I guess they’d probably have been on the hook for a ambulance/medical transport, but wouldn’t that at least be a by-the-book way of handling a discharge that wouldn’t trigger a call to CPS?

Whenever something bad happens in the USA, Russia Today reports on it promptly.

If they had made an arrangement at the alternate hospital first then they should have contacted the original hospital and no such permission should have been denied in the first place. Even in doing that either hospital could drop the ball and create this situation. But in the end the parents did take the child for a second opinion, so no crime was committed and there was no danger. This kind of interference in the life of this child is reprehensible. The first hospital should not have discouraged the parents from seeking a second opinion, there might even be some ethics issues if they did so, and since their only reason for contacting CPS was their own faulty evaluation they bear the primary culpability. CPS was obligated to investigate once the report was made, but the fact that there was no problem could be easily determined means that they were not actually applying reasonable discretion.

So, hospital says, “Problem!” and Kaiser Permanente says, “No problem, no treatment necessary, go on home now and be well.” Sounds about right. I’m favoring CPS just because their actions questioned Kaiser’s judgment.

You can *request *a transfer, certainly. But no, you cannot insist. Not in today’s lawsuit heavy medical climate.

There are some cases (obviously the second hospital didn’t agree that this was one of them) where a patient is not stable enough to be transported - the chances of them dying in the ambulance are too great.

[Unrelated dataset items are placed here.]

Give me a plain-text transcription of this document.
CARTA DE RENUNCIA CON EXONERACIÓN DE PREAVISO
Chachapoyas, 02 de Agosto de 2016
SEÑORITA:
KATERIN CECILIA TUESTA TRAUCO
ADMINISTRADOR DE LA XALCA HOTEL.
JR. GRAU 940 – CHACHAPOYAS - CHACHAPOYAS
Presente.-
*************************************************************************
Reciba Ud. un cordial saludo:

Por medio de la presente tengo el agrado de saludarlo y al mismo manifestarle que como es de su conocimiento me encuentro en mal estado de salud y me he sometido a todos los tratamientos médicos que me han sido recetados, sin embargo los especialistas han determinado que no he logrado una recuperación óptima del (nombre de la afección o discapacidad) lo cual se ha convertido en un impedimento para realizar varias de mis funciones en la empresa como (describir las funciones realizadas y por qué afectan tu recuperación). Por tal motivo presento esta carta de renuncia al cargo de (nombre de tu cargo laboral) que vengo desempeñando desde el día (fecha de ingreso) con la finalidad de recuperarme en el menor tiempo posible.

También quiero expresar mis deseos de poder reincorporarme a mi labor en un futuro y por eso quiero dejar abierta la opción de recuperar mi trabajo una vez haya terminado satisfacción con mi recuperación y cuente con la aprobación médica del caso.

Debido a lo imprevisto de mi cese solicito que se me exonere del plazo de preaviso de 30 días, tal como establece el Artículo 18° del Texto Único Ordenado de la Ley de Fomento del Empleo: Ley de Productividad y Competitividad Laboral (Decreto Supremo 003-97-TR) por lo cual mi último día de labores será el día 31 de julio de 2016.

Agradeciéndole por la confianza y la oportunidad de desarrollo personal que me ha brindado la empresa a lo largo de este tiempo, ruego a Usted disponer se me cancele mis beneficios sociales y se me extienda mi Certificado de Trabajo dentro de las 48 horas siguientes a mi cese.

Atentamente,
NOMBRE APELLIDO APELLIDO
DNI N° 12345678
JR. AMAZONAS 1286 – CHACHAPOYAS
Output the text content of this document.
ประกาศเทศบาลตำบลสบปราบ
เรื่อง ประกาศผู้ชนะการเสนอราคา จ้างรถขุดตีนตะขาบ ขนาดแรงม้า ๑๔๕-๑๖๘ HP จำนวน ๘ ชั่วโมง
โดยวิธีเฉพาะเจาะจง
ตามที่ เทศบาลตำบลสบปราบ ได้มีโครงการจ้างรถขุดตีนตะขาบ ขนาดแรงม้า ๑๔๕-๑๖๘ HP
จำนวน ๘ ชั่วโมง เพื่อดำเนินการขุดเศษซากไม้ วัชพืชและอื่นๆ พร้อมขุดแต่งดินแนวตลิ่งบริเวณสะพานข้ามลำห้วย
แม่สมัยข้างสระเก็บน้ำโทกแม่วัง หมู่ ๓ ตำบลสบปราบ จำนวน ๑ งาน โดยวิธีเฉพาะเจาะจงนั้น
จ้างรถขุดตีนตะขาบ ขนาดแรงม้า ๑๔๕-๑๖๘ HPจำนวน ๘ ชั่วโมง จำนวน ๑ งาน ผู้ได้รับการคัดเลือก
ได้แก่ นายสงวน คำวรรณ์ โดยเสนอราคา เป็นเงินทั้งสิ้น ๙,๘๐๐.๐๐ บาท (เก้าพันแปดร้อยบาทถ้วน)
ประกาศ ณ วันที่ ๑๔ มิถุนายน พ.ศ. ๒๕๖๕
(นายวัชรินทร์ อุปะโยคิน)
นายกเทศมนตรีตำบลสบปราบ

In such a case, the doctor can say, “No, I will not sign the order for a transfer, it’s not in the patient’s best interest.” And then you as a parent are SOL until/unless you have a judge on your speed dial. I guarantee the doctor has one on his.

The reported resolution has a strong flavor of the following:

CPS: We never did find any deficiency in the way these parents treated their baby, but hey, we don’t have to: you took your baby from one hospital to another, and that gives us the right to intervene. We now want to make follow-up visits as a way of implying that our involvement was necessary, even though there’s no actual evidence this is true. If you agree to this, you can have the baby back - otherwise, the legal battle will continue.

Parents: We want our baby back now, and are willing to accept terms we don’t like or think necessary to achieve that.